Help needed with understanding x_2.

Closed this issue · 6 comments

x_2 should have shape (Batch-size, no_prev_tokens, No_tokens).
x_2 = np.random.random((1, 12, 16))
When you say number of previous token, what exactly does it mean?

At training time I would know all the tokens, right?

Hi!

This mainly regards inference. Since we don't have all the tokes during inference you will have to predict each token at a time. As you say, during training we have all the previous tokens and can thus feed the entire sequence to the model without any problem.

Let's say I am only training on a single example, and the number of tokens in the utterance is 12
and VOCAB_SIZE is 16.

I am guessing that I would need an embedding layer and you are suggesting to keep the dimensionality of the embedding layer equal to the VOCAB_SIZE?

Or I should keep embedding layer size tuneable but I should reduce the embeddings to VOCAB_SIZE by using a dense layer and then generate x_2?

Also, Hi!

I am not sure that you would need an embedding layer. From what you describe "number of tokens in the utterance is 12 and VOCAB_SIZE is 16." the model should be plug and play.

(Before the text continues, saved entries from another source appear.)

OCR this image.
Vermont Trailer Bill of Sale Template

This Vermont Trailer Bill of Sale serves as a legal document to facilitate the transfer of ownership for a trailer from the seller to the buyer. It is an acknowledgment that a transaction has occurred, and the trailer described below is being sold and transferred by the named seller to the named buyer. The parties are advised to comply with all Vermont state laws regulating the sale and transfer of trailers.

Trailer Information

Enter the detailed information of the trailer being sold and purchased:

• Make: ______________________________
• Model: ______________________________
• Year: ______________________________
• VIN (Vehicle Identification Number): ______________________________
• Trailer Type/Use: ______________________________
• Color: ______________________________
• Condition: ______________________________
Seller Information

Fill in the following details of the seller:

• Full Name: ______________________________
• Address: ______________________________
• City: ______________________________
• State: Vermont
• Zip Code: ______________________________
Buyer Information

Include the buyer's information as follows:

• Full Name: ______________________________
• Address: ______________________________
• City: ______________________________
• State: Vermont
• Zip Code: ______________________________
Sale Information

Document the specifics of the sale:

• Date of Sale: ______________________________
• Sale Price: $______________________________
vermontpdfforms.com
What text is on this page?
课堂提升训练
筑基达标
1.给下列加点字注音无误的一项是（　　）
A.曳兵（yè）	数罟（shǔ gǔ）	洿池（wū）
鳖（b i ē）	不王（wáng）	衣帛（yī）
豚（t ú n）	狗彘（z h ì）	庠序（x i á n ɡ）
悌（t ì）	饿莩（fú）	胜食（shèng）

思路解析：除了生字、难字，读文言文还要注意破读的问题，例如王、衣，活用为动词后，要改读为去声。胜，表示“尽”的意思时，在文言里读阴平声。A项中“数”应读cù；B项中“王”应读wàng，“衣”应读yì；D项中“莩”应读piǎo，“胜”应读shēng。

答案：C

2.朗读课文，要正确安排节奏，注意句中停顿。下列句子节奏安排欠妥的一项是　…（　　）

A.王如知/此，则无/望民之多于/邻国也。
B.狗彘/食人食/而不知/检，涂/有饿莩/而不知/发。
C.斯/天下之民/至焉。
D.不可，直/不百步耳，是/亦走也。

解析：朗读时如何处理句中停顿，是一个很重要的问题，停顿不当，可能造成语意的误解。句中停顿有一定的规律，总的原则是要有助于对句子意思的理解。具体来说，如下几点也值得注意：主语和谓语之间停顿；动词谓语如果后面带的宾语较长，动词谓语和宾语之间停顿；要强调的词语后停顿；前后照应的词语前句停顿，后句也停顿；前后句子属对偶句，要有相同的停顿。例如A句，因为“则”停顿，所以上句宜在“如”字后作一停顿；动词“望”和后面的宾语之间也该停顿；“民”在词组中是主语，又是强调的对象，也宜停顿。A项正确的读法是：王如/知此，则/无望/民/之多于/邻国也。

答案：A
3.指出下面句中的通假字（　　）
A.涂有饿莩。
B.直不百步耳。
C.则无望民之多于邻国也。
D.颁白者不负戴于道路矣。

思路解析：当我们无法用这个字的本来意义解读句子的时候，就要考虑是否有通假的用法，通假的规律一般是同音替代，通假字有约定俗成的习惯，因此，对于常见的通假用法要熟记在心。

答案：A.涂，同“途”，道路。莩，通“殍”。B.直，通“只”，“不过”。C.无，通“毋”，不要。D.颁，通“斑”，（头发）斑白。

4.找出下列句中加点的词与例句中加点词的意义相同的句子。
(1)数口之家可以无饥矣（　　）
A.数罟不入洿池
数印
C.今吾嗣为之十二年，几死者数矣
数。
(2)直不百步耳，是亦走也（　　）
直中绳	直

Can you perhaps explain why you would need to use embedding layers for feeding the one hot encoded vectors?

Edit: The model will always return a sequence, so if you feed it 12 tokens it will return 12 tokens. Here is a simple illustrations https://www.tensorflow.org/tutorials/text/images/text_generation_sampling.png.

During training we use ground truth as input tokens but during inference we don't know the ground truth so we must use the previously predicted tokens and inputs to the model.

x_2 = np.random.random((1, 12, 16))

Since you sampled x_2 from uniform random distribution, the entries are not one-hot encoded.

Just by printing x_2, I though x_2 was to be generated from an embedding layer.

Edit: "number of tokens in the utterance is 12 and VOCAB_SIZE is 16." is just for illustration purpose, I intentionally took the dims to be same as your example.

Thank you, It was poorly explained by me. I will better explain this in the readme.

The random matrices are just shape examples not value examples. The token vectors should be represented as a one hot vector. Did I make myself more clear now or did I miss something?

Yes! It's clear. I have another problem with the Attention Context, but I'll open another issue for that. Thanks closing this.